What worries me about COVID-19 and nursing homes in Canada, and even here in the U.S., is that I worry architects and those running these facilities and policymakers will be very reactive, in terms of now thinking about: "How do we design for infection control?"

But I think that is too narrowly focused. What we need to step back and do is really be proactive instead of reactive and say: "How can we design facilities for older adults to maximize collaboration, social interaction, mobility, and basically foster quality of life?"

I think if we do that, we'll yield pandemic preparedness and an overall resilience of buildings if we go that direction rather than just designing for infection control.

Are there any examples that stand out for you and in countries that have mandated some changes in design to the way that where our seniors reside?

In Europe, we're seeing the "dementia village," which actually we have one now in Canada on the West Coast. And these types of facilities are more of a village-like setting that don't close people in, but really promote purposeful movement.

We know that areas of the brain affected in dementia are the same ones that handle spatial navigation. So we as architects can really affect how people experience space through the design.

Residences at The Village in Langley, B.C., are designed to look like houses, so that they look familiar to people with dementia. "It’s time to move away from the medical model of care for people affected by symptoms of dementia," says specialist Karen Tyrell. (Andrew Latreille/The Village)

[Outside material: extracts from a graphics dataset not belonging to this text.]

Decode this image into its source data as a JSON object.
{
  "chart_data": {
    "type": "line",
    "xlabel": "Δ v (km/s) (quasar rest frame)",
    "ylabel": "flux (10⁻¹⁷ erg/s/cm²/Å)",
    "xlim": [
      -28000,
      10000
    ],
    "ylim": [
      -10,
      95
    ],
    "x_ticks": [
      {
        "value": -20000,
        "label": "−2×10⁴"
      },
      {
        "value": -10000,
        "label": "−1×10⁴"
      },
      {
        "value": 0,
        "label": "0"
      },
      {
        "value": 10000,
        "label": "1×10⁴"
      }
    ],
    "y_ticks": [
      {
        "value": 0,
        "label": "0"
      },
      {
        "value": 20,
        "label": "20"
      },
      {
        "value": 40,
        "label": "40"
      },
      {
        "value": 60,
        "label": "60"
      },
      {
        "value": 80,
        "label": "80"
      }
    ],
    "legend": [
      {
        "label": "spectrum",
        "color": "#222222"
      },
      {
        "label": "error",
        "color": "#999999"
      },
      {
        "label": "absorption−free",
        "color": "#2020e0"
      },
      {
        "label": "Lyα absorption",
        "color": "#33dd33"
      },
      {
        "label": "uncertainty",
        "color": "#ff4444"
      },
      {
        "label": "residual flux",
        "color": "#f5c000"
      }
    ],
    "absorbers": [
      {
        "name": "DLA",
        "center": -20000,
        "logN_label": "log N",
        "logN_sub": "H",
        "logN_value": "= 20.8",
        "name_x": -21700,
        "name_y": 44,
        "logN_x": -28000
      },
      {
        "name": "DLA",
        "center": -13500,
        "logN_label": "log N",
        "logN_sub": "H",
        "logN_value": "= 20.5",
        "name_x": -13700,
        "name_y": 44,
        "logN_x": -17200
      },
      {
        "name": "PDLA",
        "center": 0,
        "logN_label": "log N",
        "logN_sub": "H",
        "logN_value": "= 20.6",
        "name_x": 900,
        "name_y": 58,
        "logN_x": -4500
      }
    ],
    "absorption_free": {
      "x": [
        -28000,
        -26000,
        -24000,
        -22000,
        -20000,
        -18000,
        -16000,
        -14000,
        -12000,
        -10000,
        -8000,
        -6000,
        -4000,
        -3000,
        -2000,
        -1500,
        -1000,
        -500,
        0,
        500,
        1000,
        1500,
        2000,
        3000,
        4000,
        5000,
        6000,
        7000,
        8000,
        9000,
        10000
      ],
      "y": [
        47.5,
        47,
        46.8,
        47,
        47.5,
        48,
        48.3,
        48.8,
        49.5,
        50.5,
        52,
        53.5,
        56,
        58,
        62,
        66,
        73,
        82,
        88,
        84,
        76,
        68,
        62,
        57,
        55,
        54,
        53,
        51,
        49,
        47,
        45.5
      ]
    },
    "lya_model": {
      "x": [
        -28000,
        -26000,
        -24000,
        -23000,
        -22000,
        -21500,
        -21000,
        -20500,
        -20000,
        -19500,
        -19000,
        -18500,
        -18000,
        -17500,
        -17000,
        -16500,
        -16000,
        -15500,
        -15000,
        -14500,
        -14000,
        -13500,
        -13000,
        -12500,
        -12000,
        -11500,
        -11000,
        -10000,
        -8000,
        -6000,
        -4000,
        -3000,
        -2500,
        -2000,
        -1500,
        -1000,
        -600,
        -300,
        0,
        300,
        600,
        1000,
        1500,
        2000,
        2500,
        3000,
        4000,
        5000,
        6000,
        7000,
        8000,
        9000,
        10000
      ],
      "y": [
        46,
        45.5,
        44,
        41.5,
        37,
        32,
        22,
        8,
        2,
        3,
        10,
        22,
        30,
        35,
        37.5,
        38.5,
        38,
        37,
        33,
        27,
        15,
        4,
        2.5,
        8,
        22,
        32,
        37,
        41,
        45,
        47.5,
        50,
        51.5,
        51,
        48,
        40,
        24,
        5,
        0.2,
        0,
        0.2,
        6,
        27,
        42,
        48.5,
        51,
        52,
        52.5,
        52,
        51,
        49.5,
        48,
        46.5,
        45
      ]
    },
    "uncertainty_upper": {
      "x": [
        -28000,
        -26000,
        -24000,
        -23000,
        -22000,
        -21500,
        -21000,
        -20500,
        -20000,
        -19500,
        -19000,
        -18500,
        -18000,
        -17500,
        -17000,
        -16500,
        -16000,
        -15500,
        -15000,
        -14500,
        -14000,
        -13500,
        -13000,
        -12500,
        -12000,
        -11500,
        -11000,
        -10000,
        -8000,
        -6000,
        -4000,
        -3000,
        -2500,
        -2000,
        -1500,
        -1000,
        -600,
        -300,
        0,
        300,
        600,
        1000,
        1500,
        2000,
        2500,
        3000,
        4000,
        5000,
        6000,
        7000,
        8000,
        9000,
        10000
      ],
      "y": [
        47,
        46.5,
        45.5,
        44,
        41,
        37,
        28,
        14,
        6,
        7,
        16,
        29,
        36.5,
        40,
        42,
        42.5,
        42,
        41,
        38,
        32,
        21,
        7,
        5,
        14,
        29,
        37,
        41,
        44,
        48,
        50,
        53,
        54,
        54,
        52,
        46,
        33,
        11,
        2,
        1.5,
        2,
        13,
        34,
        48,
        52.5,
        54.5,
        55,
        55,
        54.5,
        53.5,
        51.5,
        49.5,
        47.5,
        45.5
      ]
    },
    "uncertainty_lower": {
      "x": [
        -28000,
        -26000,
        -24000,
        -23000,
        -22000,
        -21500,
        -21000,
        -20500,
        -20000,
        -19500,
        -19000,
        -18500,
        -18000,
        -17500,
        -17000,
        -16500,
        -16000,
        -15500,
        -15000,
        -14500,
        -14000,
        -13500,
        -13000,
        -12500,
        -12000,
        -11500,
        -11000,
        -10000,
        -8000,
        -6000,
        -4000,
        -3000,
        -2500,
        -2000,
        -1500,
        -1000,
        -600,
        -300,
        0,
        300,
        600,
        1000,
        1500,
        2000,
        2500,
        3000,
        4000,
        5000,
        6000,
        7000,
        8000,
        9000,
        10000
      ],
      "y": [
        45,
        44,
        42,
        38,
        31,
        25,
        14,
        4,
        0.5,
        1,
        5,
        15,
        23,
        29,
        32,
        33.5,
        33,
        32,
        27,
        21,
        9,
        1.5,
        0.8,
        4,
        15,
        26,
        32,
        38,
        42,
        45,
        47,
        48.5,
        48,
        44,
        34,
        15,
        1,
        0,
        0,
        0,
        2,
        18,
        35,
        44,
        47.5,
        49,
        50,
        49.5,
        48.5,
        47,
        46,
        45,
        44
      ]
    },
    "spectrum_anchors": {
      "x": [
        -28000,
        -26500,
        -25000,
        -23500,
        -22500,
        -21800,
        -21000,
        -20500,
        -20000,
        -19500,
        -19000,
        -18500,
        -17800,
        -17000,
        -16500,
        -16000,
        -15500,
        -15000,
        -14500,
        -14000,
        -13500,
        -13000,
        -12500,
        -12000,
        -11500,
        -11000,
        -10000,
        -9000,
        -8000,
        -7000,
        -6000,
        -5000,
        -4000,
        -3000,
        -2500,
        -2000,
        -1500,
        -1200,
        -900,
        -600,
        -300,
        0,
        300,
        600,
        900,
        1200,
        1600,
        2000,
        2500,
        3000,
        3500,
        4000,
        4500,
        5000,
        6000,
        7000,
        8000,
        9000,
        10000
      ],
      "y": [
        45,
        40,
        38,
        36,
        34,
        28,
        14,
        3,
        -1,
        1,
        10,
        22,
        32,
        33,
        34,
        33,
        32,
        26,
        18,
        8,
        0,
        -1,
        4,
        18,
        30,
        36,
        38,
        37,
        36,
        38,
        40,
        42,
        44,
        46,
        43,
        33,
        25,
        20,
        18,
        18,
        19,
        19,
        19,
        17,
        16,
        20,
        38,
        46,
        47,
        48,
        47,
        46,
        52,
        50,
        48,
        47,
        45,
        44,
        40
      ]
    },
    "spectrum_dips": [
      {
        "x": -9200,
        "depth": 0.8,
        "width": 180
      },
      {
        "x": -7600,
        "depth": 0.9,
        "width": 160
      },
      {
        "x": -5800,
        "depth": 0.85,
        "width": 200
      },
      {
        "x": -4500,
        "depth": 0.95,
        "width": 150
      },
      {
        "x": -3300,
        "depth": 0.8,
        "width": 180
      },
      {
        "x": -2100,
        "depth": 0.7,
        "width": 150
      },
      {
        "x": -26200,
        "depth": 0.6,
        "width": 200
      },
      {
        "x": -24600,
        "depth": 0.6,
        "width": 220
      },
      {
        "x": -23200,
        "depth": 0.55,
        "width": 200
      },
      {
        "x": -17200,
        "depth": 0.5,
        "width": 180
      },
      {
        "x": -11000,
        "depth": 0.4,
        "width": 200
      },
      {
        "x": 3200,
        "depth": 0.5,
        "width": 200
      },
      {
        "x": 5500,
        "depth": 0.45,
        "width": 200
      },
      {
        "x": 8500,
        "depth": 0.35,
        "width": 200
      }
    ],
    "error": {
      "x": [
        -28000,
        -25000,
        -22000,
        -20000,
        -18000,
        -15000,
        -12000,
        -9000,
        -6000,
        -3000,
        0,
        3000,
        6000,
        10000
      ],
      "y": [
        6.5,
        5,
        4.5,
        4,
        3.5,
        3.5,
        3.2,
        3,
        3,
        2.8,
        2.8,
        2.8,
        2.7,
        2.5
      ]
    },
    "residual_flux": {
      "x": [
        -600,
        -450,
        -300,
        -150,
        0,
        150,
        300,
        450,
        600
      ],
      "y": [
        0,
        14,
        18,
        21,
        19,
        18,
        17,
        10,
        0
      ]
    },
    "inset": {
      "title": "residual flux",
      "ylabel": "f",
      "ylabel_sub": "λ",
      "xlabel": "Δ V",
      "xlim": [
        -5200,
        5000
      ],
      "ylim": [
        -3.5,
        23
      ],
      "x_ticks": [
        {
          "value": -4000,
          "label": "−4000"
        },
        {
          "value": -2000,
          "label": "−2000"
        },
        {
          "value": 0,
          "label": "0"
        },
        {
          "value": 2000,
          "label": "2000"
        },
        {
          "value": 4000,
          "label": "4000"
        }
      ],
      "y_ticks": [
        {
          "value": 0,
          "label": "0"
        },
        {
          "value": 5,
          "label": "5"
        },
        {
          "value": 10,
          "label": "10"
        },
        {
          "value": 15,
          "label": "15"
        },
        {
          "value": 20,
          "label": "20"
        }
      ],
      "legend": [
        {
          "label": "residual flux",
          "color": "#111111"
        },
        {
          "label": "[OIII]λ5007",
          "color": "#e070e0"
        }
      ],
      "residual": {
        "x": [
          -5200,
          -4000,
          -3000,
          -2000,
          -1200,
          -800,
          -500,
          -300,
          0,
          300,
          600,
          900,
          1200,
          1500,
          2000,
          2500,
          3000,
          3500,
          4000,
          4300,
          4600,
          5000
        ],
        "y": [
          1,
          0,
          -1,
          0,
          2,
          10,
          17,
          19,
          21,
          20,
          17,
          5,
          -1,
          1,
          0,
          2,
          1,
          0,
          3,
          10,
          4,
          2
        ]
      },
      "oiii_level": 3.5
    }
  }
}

And so these dementia villages have really shown to be better in terms of quality of life. Residents are not needing psychotropic medications. Overall, staff are happier. And so we're starting to see that trickle into Canada.

I would say that with that type of model, we really need to do our due diligence and study the outcomes. You know, hearing anecdotal reports from residents and staff is great, and one set of data.

But we also need to do proper research studies to see if this is really a model we should be implementing all around the world.